Maximisation and min question (1 Viewer)

[enigma_1]

A cardboard box is to have square ends and a volume of 768cm^3. It is to be sealed
using two pieces of tape, one passing entirely around the length and width of the box and
the other passing entirely around the height and width of the box. Find the dimensions
of the box so that the least amount of tape is used.

Answer: 12 x 8 x 8

Worked solution please thanks

 

[bottleofyarn]

It's a pretty standard question, just tricky wording and nothing too tricky really.
Here is a diagram oriented nicely (yes MS paint) to clear things up and each piece of tape goes over all four sides.

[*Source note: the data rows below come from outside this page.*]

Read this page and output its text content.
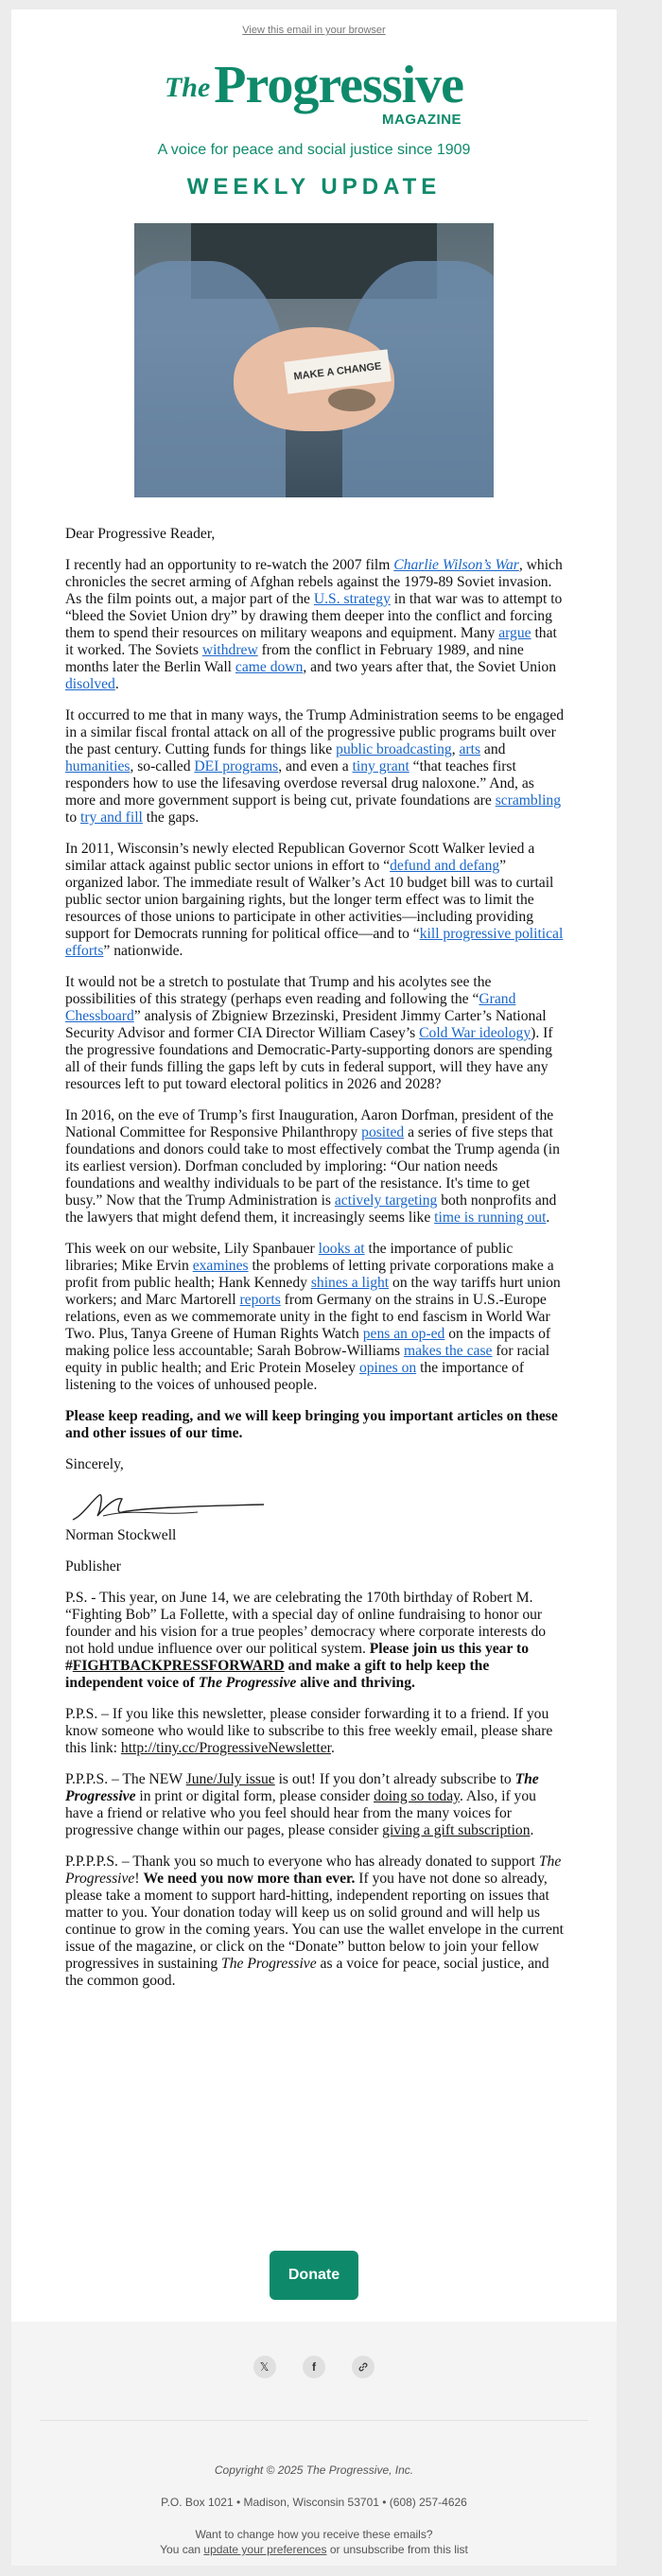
View this email in your browser
TheProgressive
MAGAZINE
A voice for peace and social justice since 1909
WEEKLY UPDATE
MAKE A CHANGE

Dear Progressive Reader,

I recently had an opportunity to re-watch the 2007 film Charlie Wilson’s War, which chronicles the secret arming of Afghan rebels against the 1979-89 Soviet invasion. As the film points out, a major part of the U.S. strategy in that war was to attempt to “bleed the Soviet Union dry” by drawing them deeper into the conflict and forcing them to spend their resources on military weapons and equipment. Many argue that it worked. The Soviets withdrew from the conflict in February 1989, and nine months later the Berlin Wall came down, and two years after that, the Soviet Union disolved.

It occurred to me that in many ways, the Trump Administration seems to be engaged in a similar fiscal frontal attack on all of the progressive public programs built over the past century. Cutting funds for things like public broadcasting, arts and humanities, so-called DEI programs, and even a tiny grant “that teaches first responders how to use the lifesaving overdose reversal drug naloxone.” And, as more and more government support is being cut, private foundations are scrambling to try and fill the gaps.

In 2011, Wisconsin’s newly elected Republican Governor Scott Walker levied a similar attack against public sector unions in effort to “defund and defang” organized labor. The immediate result of Walker’s Act 10 budget bill was to curtail public sector union bargaining rights, but the longer term effect was to limit the resources of those unions to participate in other activities—including providing support for Democrats running for political office—and to “kill progressive political efforts” nationwide.

It would not be a stretch to postulate that Trump and his acolytes see the possibilities of this strategy (perhaps even reading and following the “Grand Chessboard” analysis of Zbigniew Brzezinski, President Jimmy Carter’s National Security Advisor and former CIA Director William Casey’s Cold War ideology). If the progressive foundations and Democratic-Party-supporting donors are spending all of their funds filling the gaps left by cuts in federal support, will they have any resources left to put toward electoral politics in 2026 and 2028?

In 2016, on the eve of Trump’s first Inauguration, Aaron Dorfman, president of the National Committee for Responsive Philanthropy posited a series of five steps that foundations and donors could take to most effectively combat the Trump agenda (in its earliest version). Dorfman concluded by imploring: “Our nation needs foundations and wealthy individuals to be part of the resistance. It's time to get busy.” Now that the Trump Administration is actively targeting both nonprofits and the lawyers that might defend them, it increasingly seems like time is running out.

This week on our website, Lily Spanbauer looks at the importance of public libraries; Mike Ervin examines the problems of letting private corporations make a profit from public health; Hank Kennedy shines a light on the way tariffs hurt union workers; and Marc Martorell reports from Germany on the strains in U.S.-Europe relations, even as we commemorate unity in the fight to end fascism in World War Two. Plus, Tanya Greene of Human Rights Watch pens an op-ed on the impacts of making police less accountable; Sarah Bobrow-Williams makes the case for racial equity in public health; and Eric Protein Moseley opines on the importance of listening to the voices of unhoused people.

Please keep reading, and we will keep bringing you important articles on these and other issues of our time.

Sincerely,

Norman Stockwell

Publisher

P.S. - This year, on June 14, we are celebrating the 170th birthday of Robert M. “Fighting Bob” La Follette, with a special day of online fundraising to honor our founder and his vision for a true peoples’ democracy where corporate interests do not hold undue influence over our political system. Please join us this year to #FIGHTBACKPRESSFORWARD and make a gift to help keep the independent voice of The Progressive alive and thriving.

P.P.S. – If you like this newsletter, please consider forwarding it to a friend. If you know someone who would like to subscribe to this free weekly email, please share this link: http://tiny.cc/ProgressiveNewsletter.

P.P.P.S. – The NEW June/July issue is out! If you don’t already subscribe to The Progressive in print or digital form, please consider doing so today. Also, if you have a friend or relative who you feel should hear from the many voices for progressive change within our pages, please consider giving a gift subscription.

P.P.P.P.S. – Thank you so much to everyone who has already donated to support The Progressive! We need you now more than ever. If you have not done so already, please take a moment to support hard-hitting, independent reporting on issues that matter to you. Your donation today will keep us on solid ground and will help us continue to grow in the coming years. You can use the wallet envelope in the current issue of the magazine, or click on the “Donate” button below to join your fellow progressives in sustaining The Progressive as a voice for peace, social justice, and the common good.

Donate
𝕏	f
Copyright © 2025 The Progressive, Inc.
P.O. Box 1021 • Madison, Wisconsin 53701 • (608) 257-4626
Want to change how you receive these emails?
You can update your preferences or unsubscribe from this list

Simultaneous, sub in one and differentiate to find the minimum and that should be it.

 

[NerdSlayer]

Begin with drawing a box with dimensions of x*x*h

Therefore the Volume of the box is V=768cm^2

Making 'h' the subject, h=768/x^2

Now to find the amount of tape used, let it be 'T'

T=8x+4x+4h (8x is the sum of the width and length and 4x+4h is the sum of the height and width)

Therefore, T=12x+4h
subbing the earlier equation in:

T=12x+(4*768)/x^2

Now differentiate the equation and it should be,

dT/dx=12-6144x^-3

when dT/dx=0

12-6144x^-3=0

12x^3=1664

x^3=512

Therefore x=8

Substitute that back in to find the rest of the dimensions of the box.